How do you use the limit comparison test to determine if #Sigma n/((n+1)2^(n-1))# from #[1,oo)# is convergent or divergent?

1 Answer
Nov 20, 2016

#sum_(n=1)^oon/((n+1)2^(n-1))#

Rewriting this:

#=sum_(n=1)^oon/(n+1)1/(2^(n-1))=sum_(n=1)^oon/(n+1)1/(2^n/2)=sum_(n=1)^oon/(n+1)2/2^n#

Bringing the #2# out and noticing that #1/2^n=(1/2)^n#:

#=2sum_(n=1)^oon/(n+1)(1/2)^n#

We should recognize that #sum_(n=1)^oo(1/2)^n# is a geometric series, and since #1/2<1#, we know this series will converge.

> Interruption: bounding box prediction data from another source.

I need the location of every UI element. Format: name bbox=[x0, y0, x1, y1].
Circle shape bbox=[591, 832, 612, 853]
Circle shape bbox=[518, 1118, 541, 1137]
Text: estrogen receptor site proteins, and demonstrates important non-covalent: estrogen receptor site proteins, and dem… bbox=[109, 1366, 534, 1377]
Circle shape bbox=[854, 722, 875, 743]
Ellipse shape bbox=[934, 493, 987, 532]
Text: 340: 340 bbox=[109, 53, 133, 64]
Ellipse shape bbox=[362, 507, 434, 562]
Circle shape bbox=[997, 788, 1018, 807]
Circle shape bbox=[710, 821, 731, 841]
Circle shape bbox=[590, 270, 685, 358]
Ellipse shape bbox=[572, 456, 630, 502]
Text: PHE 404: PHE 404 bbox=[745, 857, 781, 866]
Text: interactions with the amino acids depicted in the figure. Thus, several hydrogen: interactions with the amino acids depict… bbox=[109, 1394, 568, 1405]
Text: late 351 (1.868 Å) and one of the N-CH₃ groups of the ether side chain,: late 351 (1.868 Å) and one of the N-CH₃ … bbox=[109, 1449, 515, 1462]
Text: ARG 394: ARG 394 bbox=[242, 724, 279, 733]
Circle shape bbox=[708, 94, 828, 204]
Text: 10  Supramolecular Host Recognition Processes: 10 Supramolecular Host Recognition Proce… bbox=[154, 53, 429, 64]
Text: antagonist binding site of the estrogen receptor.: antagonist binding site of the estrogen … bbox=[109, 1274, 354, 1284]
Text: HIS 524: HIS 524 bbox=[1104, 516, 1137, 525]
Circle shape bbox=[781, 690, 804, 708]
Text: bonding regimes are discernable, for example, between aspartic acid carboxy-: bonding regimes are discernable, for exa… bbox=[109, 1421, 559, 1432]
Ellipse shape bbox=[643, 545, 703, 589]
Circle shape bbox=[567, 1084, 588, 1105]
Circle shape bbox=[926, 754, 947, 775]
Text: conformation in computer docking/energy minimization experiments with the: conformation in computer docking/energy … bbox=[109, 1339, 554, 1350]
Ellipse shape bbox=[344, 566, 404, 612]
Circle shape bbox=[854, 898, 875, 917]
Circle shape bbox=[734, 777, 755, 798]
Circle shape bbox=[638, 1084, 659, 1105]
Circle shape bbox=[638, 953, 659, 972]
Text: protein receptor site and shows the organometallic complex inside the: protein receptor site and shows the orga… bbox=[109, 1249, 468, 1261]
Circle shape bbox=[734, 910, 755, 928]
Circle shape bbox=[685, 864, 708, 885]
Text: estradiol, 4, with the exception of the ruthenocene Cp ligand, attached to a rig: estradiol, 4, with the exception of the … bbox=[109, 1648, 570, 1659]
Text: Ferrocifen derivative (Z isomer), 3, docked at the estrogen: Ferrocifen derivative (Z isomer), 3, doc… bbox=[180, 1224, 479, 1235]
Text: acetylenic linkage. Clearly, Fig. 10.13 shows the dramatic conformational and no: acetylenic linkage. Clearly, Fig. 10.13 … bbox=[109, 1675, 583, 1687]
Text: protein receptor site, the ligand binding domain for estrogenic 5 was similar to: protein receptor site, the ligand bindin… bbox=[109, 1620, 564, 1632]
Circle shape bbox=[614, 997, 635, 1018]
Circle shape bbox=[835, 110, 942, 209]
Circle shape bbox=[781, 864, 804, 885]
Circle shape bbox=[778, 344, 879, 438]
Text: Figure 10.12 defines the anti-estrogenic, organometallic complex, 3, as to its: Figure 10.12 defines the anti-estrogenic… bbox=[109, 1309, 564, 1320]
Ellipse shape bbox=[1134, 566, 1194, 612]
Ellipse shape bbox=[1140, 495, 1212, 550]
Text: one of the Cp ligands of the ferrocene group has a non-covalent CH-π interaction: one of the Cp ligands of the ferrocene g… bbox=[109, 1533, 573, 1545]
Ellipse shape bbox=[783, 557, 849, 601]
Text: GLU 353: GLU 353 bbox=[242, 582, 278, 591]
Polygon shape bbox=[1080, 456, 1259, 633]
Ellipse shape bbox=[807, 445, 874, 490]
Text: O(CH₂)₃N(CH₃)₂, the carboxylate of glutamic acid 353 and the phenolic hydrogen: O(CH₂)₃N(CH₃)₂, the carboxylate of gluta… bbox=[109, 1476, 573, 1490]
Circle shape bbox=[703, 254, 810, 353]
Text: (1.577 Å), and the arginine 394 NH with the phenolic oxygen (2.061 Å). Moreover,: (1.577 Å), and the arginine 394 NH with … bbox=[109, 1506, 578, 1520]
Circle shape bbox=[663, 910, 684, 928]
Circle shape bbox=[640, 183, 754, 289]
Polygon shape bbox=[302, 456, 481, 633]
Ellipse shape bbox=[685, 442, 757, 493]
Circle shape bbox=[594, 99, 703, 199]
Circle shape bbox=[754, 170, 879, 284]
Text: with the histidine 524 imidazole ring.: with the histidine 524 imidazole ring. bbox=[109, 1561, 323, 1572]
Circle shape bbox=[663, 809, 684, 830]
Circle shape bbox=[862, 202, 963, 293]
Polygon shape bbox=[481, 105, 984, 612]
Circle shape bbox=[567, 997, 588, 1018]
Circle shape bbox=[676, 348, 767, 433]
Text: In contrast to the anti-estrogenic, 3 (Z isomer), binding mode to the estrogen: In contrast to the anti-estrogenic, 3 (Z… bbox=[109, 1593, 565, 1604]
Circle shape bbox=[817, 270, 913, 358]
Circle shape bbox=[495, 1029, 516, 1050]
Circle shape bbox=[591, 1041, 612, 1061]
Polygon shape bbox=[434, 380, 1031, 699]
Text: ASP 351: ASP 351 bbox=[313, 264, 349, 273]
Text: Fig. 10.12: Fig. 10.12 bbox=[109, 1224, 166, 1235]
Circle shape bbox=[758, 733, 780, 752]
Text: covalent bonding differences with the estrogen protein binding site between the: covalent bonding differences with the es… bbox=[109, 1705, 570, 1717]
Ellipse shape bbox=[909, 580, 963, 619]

Also note that when #n>0#, all terms of #n/(n+1)<1#. This means we can say that:

#n/(n+1)(1/2)^n<=(1/2)^n#

We can now use the direct comparison test. Since #sum_(n=1)^oo(1/2)^n# converges, and #n/(n+1)(1/2)^n<=(1/2)^n#, we know that #sum_(n=1)^oon/(n+1)(1/2)^n# converges as well.

Thus #2sum_(n=1)^oon/(n+1)(1/2)^n=sum_(n=1)^oon/((n+1)2^(n-1))# is convergent.